1 MİLYON 584 BİN ÇOCUK EĞİTİM DIŞINDA
Bugün okul çağında olmasına rağmen 1 milyon 584 bin çocuk eğitim dışındadır. Sokakta, tarlada, atölyede, fabrikada çalışmak zorunda kalan; istismarın, şiddetin, erken yaşta evliliğin kurbanı olan milyonlarca çocuk gerçeğiyle karşı karşıyayız. TÜİK’in verilerine göre kayıtlı toplam çocuk işçi sayısı 2023 yılında 759 bin iken 2024 yılında 869 bine yükseldi. MESEM’e kayıtlı çocuklar, TÜİK’in açıkladığı kayıtlı çocuk işçiler ve kayıt dışı çalıştırılan çocuklar da dikkate alındığında çocuk işçi sayısı en az 2 milyondur. Oysa her çocuk; ayrım gözetmeksizin, sağlıklı ve güvenli ortamlarda, eşit, parasız, bilimsel ve laik bir eğitim alma hakkına sahiptir. MESEM gibi projeler, bu hakkı ortadan kaldırmakta; eğitim yerine emeğin sömürüsünü, çocuk yerine sermayeyi koruyan bir sistem inşa etmektedir.
TALEPLER
Bu karanlık tablo karşısında taleplerimiz nettir: MESEM uygulaması derhal sonlandırılmalı, çocukların eğitim hakkını ve güvenliğini esas alan politikalar hayata geçirilmelidir. Çocuk işçiliğine karşı etkili, bağımsız ve düzenli denetimler yapılmalıdır. İhmali ve sorumluluğu bulunan kamu görevlileri ve işverenler yargı önüne çıkarılmalıdır.

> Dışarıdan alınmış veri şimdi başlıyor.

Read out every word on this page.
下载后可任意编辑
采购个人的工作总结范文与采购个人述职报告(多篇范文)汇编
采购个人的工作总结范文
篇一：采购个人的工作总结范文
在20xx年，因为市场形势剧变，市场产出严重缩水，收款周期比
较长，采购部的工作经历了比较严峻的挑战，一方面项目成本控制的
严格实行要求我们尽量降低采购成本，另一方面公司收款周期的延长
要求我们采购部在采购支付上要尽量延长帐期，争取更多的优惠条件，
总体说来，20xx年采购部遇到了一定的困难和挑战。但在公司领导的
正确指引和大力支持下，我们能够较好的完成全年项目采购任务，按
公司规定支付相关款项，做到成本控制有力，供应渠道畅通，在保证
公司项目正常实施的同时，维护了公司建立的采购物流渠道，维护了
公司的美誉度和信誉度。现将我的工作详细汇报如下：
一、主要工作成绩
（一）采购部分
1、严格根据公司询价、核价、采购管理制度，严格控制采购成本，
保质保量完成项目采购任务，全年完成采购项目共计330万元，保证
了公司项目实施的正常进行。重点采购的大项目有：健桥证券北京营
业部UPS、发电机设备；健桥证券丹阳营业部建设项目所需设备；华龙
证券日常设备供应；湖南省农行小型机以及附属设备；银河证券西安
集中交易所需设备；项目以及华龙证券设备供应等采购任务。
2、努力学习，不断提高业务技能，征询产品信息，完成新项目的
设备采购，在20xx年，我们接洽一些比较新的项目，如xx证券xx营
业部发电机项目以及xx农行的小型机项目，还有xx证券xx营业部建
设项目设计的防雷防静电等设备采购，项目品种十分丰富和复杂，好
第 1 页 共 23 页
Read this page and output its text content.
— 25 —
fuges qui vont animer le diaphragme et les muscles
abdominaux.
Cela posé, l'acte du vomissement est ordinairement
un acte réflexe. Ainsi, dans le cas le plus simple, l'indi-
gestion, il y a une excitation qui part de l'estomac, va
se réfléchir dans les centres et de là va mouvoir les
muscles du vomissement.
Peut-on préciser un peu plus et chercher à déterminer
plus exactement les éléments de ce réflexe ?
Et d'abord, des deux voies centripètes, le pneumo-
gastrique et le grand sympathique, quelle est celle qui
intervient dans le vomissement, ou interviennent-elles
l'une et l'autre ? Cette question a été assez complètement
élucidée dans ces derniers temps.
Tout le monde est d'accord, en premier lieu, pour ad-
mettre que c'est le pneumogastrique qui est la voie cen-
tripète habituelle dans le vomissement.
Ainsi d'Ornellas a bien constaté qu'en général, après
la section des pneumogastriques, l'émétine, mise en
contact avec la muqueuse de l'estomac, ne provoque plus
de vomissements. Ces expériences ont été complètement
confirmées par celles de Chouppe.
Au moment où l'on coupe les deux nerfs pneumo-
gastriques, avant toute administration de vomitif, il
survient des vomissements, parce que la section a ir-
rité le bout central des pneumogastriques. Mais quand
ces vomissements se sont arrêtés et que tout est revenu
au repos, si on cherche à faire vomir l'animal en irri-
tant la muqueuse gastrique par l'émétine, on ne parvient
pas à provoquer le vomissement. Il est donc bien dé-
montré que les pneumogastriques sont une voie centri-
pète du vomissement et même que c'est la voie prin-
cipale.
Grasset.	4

Çocukların sadece okullarda, güvenli ortamlarda gelişimini destekleyen, kamusal eğitimi temel alan sosyal politikalar öncelik haline getirilmelidir. Milli Eğitim Bakanlığı’nın görevi, çocukları patronların insafına terk etmek değil; onların geleceğini, güvenliğini ve eğitim hakkını korumaktır. Çocuk işçiliğine karşı durmak, çocuklarımızın ve ülkemizin geleceği için verilmesi gereken en temel mücadeledir. Halkın vergileriyle oluşan bütçeyi sermayeye aktarmak yerine, o kaynak eğitimin kamusal niteliğini güçlendirmek için kullanılmalıdır. Çocuklarımızı sömüren bu düzene sessiz kalmayacağız.”